The group also claims that the government measures are discriminatory against students in Seoul who hope to go to medical schools, as the majority of the increased quota has been allocated to universities outside the Greater Seoul Area.

The education minister on Wednesday afternoon announced the exact number of students that each medical school will be allowed to receive from 2025, allocating over 80 percent of the new seats to universities outside of Seoul and its surrounding areas.

Medical schools in Seoul gained no new seats as part of the quota increase, while five schools in Incheon and Gyeonggi Province received 361 new seats -- 18 percent of the total quota increase. Schools outside the Greater Seoul Area received 1,639 new spaces with 151 allocated at Chungbuk National University in North Chungcheong Province and 124 at Gyeongsang National University in South Gyeongsang Province.
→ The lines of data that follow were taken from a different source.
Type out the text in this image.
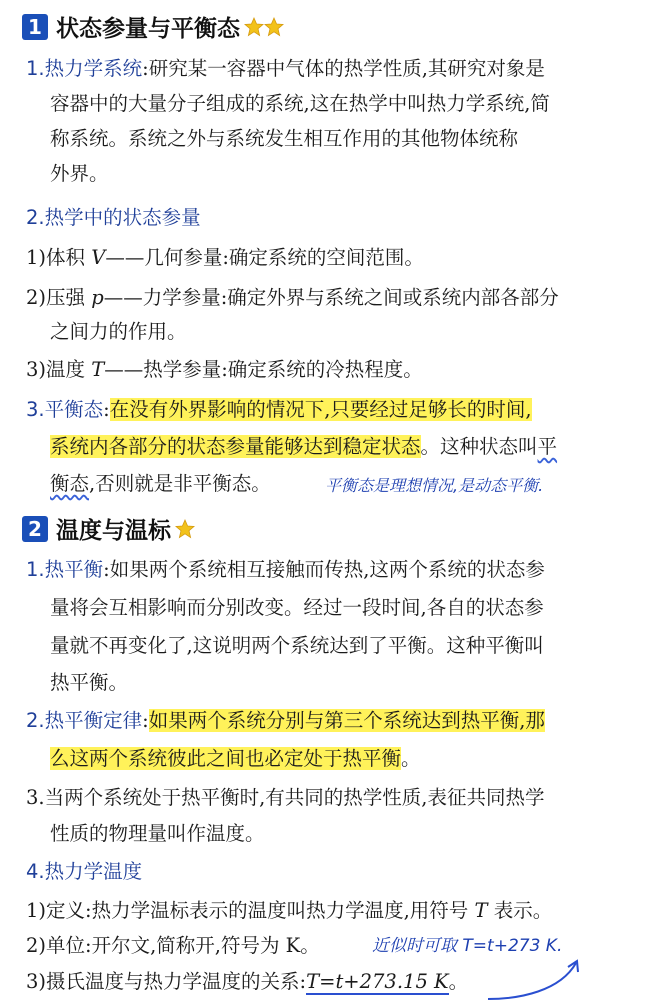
1 状态参量与平衡态
1.热力学系统:研究某一容器中气体的热学性质,其研究对象是
容器中的大量分子组成的系统,这在热学中叫热力学系统,简
称系统。系统之外与系统发生相互作用的其他物体统称
外界。
2.热学中的状态参量
1)体积 V——几何参量:确定系统的空间范围。
2)压强 p——力学参量:确定外界与系统之间或系统内部各部分
之间力的作用。
3)温度 T——热学参量:确定系统的冷热程度。
3.平衡态:在没有外界影响的情况下,只要经过足够长的时间,
系统内各部分的状态参量能够达到稳定状态。这种状态叫平
衡态,否则就是非平衡态。	平衡态是理想情况,是动态平衡.
2 温度与温标
1.热平衡:如果两个系统相互接触而传热,这两个系统的状态参
量将会互相影响而分别改变。经过一段时间,各自的状态参
量就不再变化了,这说明两个系统达到了平衡。这种平衡叫
热平衡。
2.热平衡定律:如果两个系统分别与第三个系统达到热平衡,那
么这两个系统彼此之间也必定处于热平衡。
3.当两个系统处于热平衡时,有共同的热学性质,表征共同热学
性质的物理量叫作温度。
4.热力学温度
1)定义:热力学温标表示的温度叫热力学温度,用符号 T 表示。
2)单位:开尔文,简称开,符号为 K。	近似时可取 T=t+273 K.
3)摄氏温度与热力学温度的关系:T=t+273.15 K。
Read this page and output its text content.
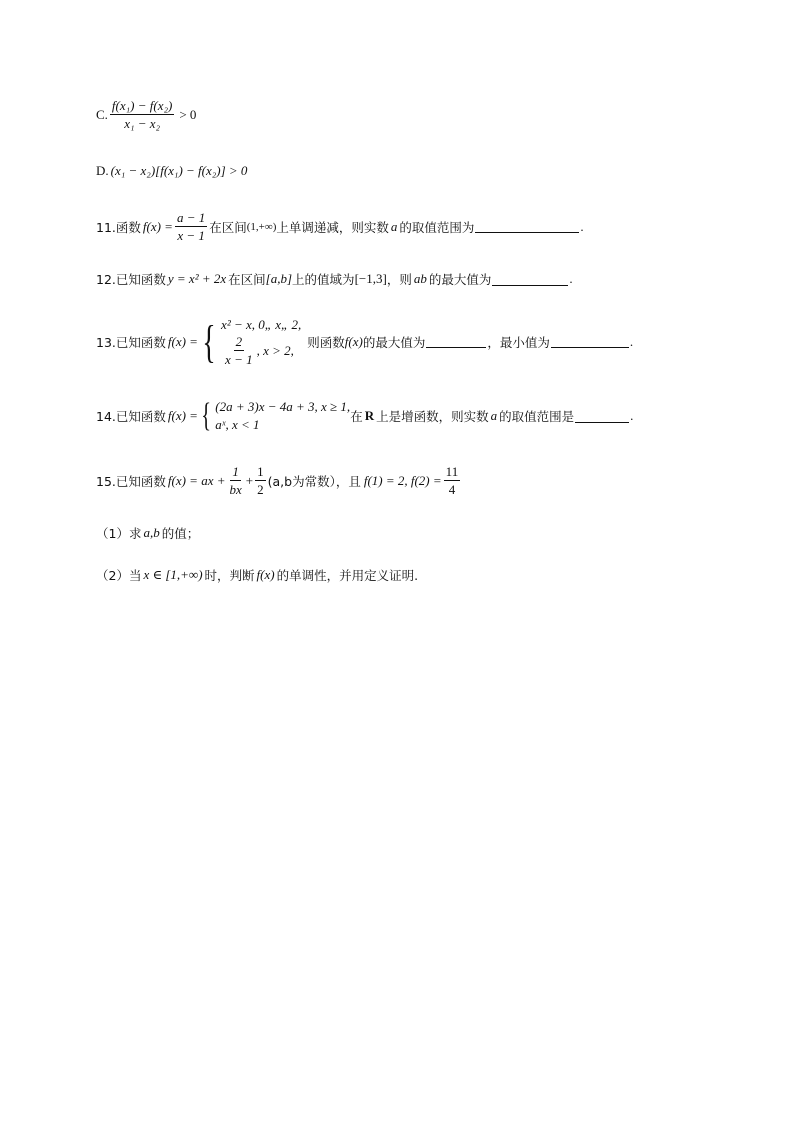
C. $\frac{\text{f(x₁) − f(x₂)}}{\text{x₁ − x₂}} > 0$
D. (x₁ − x₂)[f(x₁) − f(x₂)] > 0
11.函数 $f(x) = \frac{a - 1}{x - 1}$ 在区间 (1,+∞) 上单调递减，则实数 a 的取值范围为	.
12.已知函数 y = x² + 2x 在区间 [a,b] 上的值域为 [−1,3] ，则 ab 的最大值为	.
13.已知函数 f(x) = { x² − x, 0„ x„ 2,
$\frac{2}{x - 1}$ , x > 2,
则函数 f(x) 的最大值为	，最小值为	.
14.已知函数 f(x) = { (2a + 3)x − 4a + 3, x ≥ 1,
aˣ, x < 1
在 R 上是增函数，则实数 a 的取值范围是	.
15.已知函数 f(x) = ax + $\frac{1}{bx} + \frac{1}{2} (a,b$为常数），且 f(1) = 2, $f(2) = \frac{11}{4}$
（1）求 a,b 的值；
（2）当 x ∈ [1,+∞) 时，判断 f(x) 的单调性，并用定义证明.
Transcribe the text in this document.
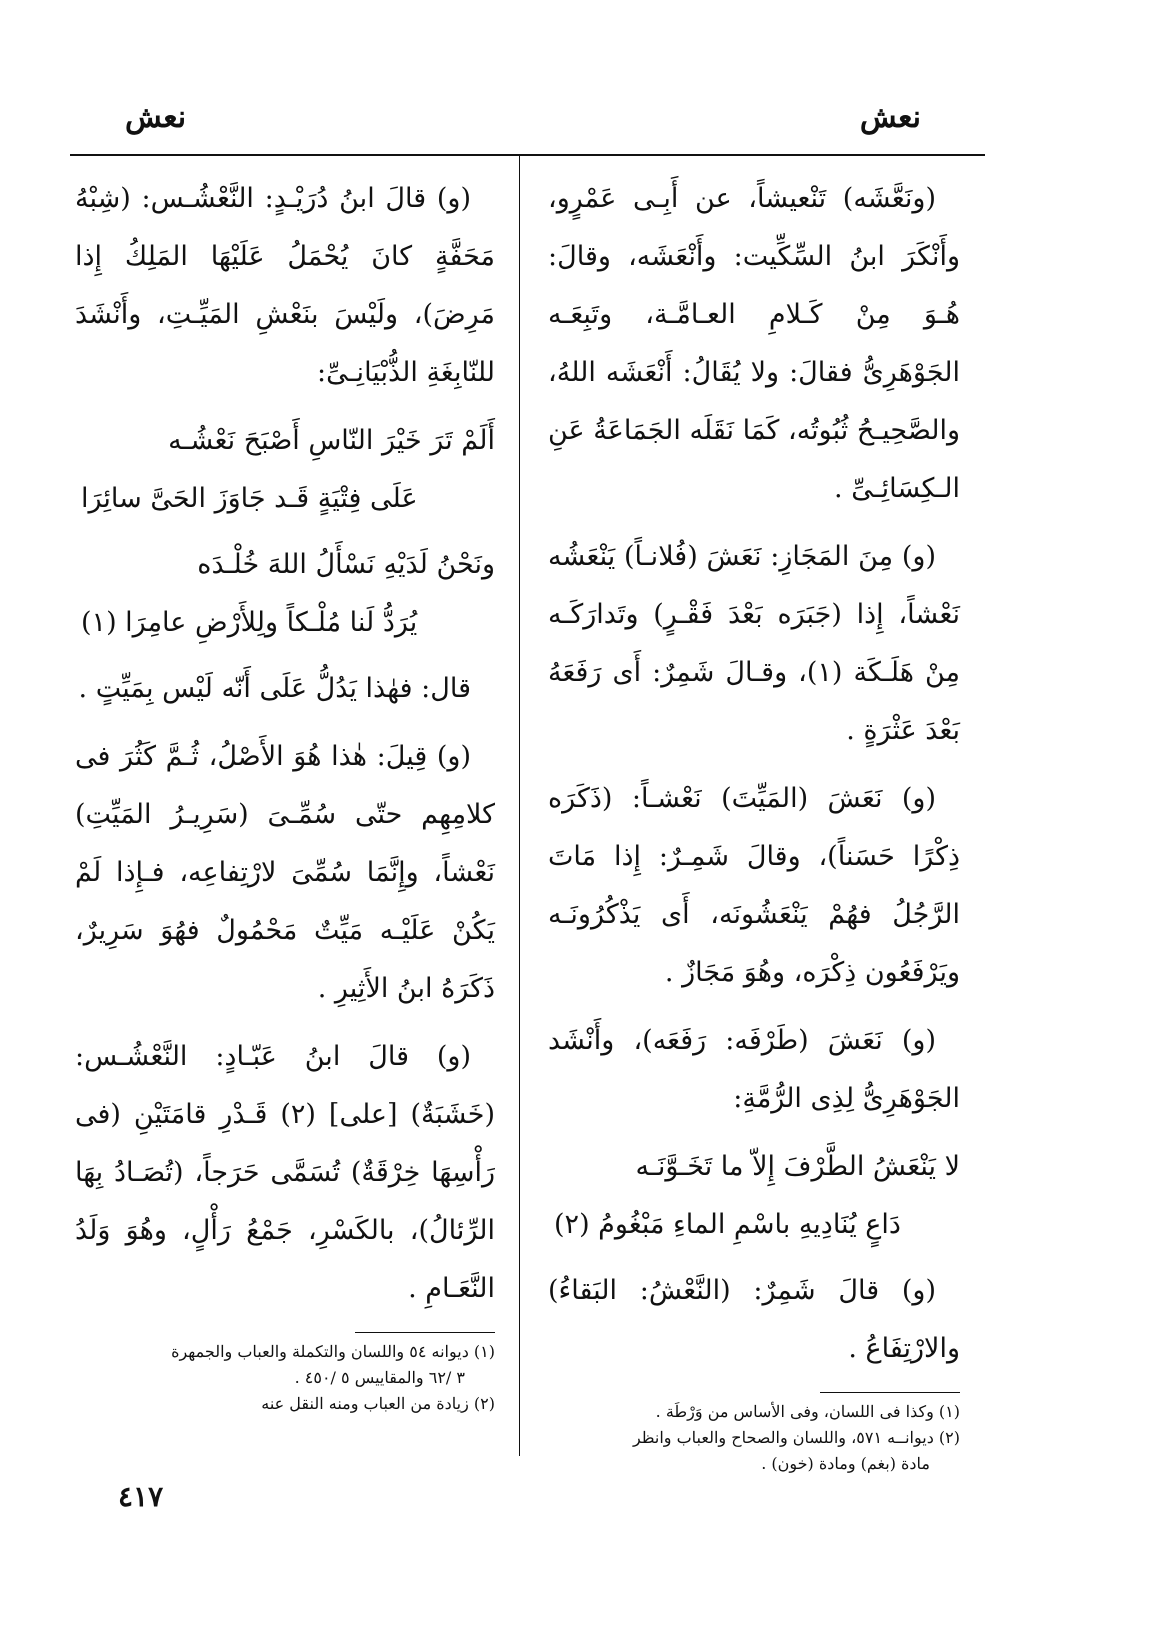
نعش
نعش

(ونَعَّشَه) تَنْعيشاً، عن أَبِـى عَمْرٍو، وأَنْكَرَ ابنُ السِّكِّيت: وأَنْعَشَه، وقالَ: هُـوَ مِنْ كَـلامِ العـامَّـة، وتَبِعَـه الجَوْهَرِىُّ فقالَ: ولا يُقَالُ: أَنْعَشَه اللهُ، والصَّحِيـحُ ثُبُوتُه، كَمَا نَقَلَه الجَمَاعَةُ عَنِ الـكِسَائِـىِّ .

(و) مِنَ المَجَازِ: نَعَشَ (فُلانـاً) يَنْعَشُه نَعْشاً، إِذا (جَبَرَه بَعْدَ فَقْـرٍ) وتَدارَكَـه مِنْ هَلَـكَة (١)، وقـالَ شَمِرٌ: أَى رَفَعَهُ بَعْدَ عَثْرَةٍ .

(و) نَعَشَ (المَيِّتَ) نَعْشـاً: (ذَكَرَه ذِكْرًا حَسَناً)، وقالَ شَمِـرٌ: إِذا مَاتَ الرَّجُلُ فهُمْ يَنْعَشُونَه، أَى يَذْكُرُونَـه ويَرْفَعُون ذِكْرَه، وهُوَ مَجَازٌ .

(و) نَعَشَ (طَرْفَه: رَفَعَه)، وأَنْشَد الجَوْهَرِىُّ لِذِى الرُّمَّةِ:

لا يَنْعَشُ الطَّرْفَ إِلاّ ما تَخَـوَّنَـه
دَاعٍ يُنَادِيهِ باسْمِ الماءِ مَبْغُومُ (٢)

(و) قالَ شَمِرٌ: (النَّعْشُ: البَقاءُ) والارْتِفَاعُ .

(١) وكذا فى اللسان، وفى الأساس من وَرْطَة .

(٢) ديوانــه ٥٧١، واللسان والصحاح والعباب وانظر

مادة (بغم) ومادة (خون) .

(و) قالَ ابنُ دُرَيْـدٍ: النَّعْشُـس: (شِبْهُ مَحَفَّةٍ كانَ يُحْمَلُ عَلَيْهَا المَلِكُ إِذا مَرِضَ)، ولَيْسَ بنَعْشِ المَيِّـتِ، وأَنْشَدَ للنّابِغَةِ الذُّبْيَانِـىِّ:

أَلَمْ تَرَ خَيْرَ النّاسِ أَصْبَحَ نَعْشُـه
عَلَى فِتْيَةٍ قَـد جَاوَزَ الحَىَّ سائِرَا
ونَحْنُ لَدَيْهِ نَسْأَلُ اللهَ خُلْـدَه
يُرَدُّ لَنا مُلْـكاً ولِلأَرْضِ عامِرَا (١)

قال: فهٰذا يَدُلُّ عَلَى أَنّه لَيْس بِمَيِّتٍ .

(و) قِيلَ: هٰذا هُوَ الأَصْلُ، ثُـمَّ كَثُرَ فى كلامِهِم حتّى سُمِّـىَ (سَرِيـرُ المَيِّتِ) نَعْشاً، وإِنَّمَا سُمِّىَ لارْتِفاعِه، فـإِذا لَمْ يَكُنْ عَلَيْـه مَيِّتٌ مَحْمُولٌ فهُوَ سَرِيرٌ، ذَكَرَهُ ابنُ الأَثِيرِ .

(و) قالَ ابنُ عَبّـادٍ: النَّعْشُـس: (خَشَبَةٌ) [على] (٢) قَـدْرِ قامَتَيْنِ (فى رَأْسِهَا خِرْقَةٌ) تُسَمَّى حَرَجاً، (تُصَـادُ بِهَا الرِّئالُ)، بالكَسْرِ، جَمْعُ رَأْلٍ، وهُوَ وَلَدُ النَّعَـامِ .

(١) ديوانه ٥٤ واللسان والتكملة والعباب والجمهرة

٣ /٦٢ والمقاييس ٥ /٤٥٠ .

(٢) زيادة من العباب ومنه النقل عنه

٤١٧
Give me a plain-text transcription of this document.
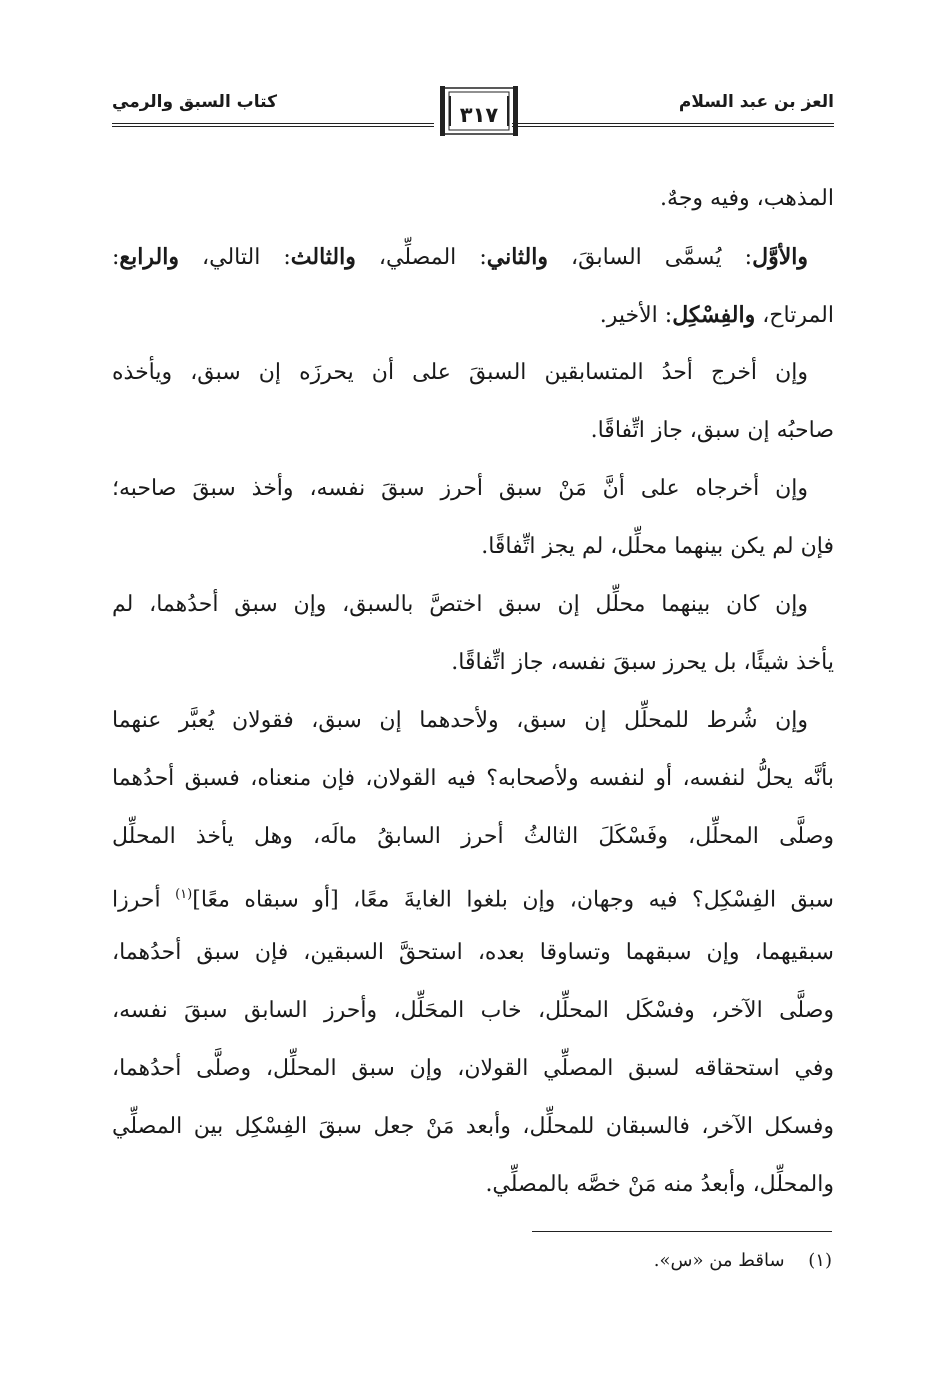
العز بن عبد السلام
كتاب السبق والرمي
٣١٧
المذهب، وفيه وجهٌ.
والأوَّل: يُسمَّى السابقَ، والثاني: المصلِّي، والثالث: التالي، والرابع:
المرتاح، والفِسْكِل: الأخير.
وإن أخرج أحدُ المتسابقين السبقَ على أن يحرزَه إن سبق، ويأخذه
صاحبُه إن سبق، جاز اتِّفاقًا.
وإن أخرجاه على أنَّ مَنْ سبق أحرز سبقَ نفسه، وأخذ سبقَ صاحبه؛
فإن لم يكن بينهما محلِّل، لم يجز اتِّفاقًا.
وإن كان بينهما محلِّل إن سبق اختصَّ بالسبق، وإن سبق أحدُهما، لم
يأخذ شيئًا، بل يحرز سبقَ نفسه، جاز اتِّفاقًا.
وإن شُرط للمحلِّل إن سبق، ولأحدهما إن سبق، فقولان يُعبَّر عنهما
بأنَّه يحلُّ لنفسه، أو لنفسه ولأصحابه؟ فيه القولان، فإن منعناه، فسبق أحدُهما
وصلَّى المحلِّل، وفَسْكَلَ الثالثُ أحرز السابقُ مالَه، وهل يأخذ المحلِّل
سبق الفِسْكِل؟ فيه وجهان، وإن بلغوا الغايةَ معًا، [أو سبقاه معًا]$^{(١)}$ أحرزا
سبقيهما، وإن سبقهما وتساوقا بعده، استحقَّ السبقين، فإن سبق أحدُهما،
وصلَّى الآخر، وفسْكَل المحلِّل، خاب المحَلِّل، وأحرز السابق سبقَ نفسه،
وفي استحقاقه لسبق المصلِّي القولان، وإن سبق المحلِّل، وصلَّى أحدُهما،
وفسكل الآخر، فالسبقان للمحلِّل، وأبعد مَنْ جعل سبقَ الفِسْكِل بين المصلِّي
والمحلِّل، وأبعدُ منه مَنْ خصَّه بالمصلِّي.
(١) ساقط من «س».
The plaintiffs called the allocation “reverse discrimination” against residents of Seoul. The government's plan, which was announced in February, was to regulate each school to fill up to 60 percent of its seats with students living in the province where the school is located.

Lawyer Lee Byung-cheol, the legal representative for the plaintiffs, told local media the same day that parents in the Greater Seoul Area were furious about the allocation announcement.

Lee argued that the measure goes against fairness and common sense by allowing students with relatively lower grades from local schools to enter medical schools, while students in Seoul will have to go through fierce competition.

Two more similar lawsuits have already been filed by the Medical Professors Association of Korea -- a coalition of professors from 33 medical schools -- and trainee doctors since March 5.

While the former lawsuits accompanied a request to suspend the government’s quota expansion, Lee has asked the court to include the allocation issue into the scope of a suspension order, the lawyer said.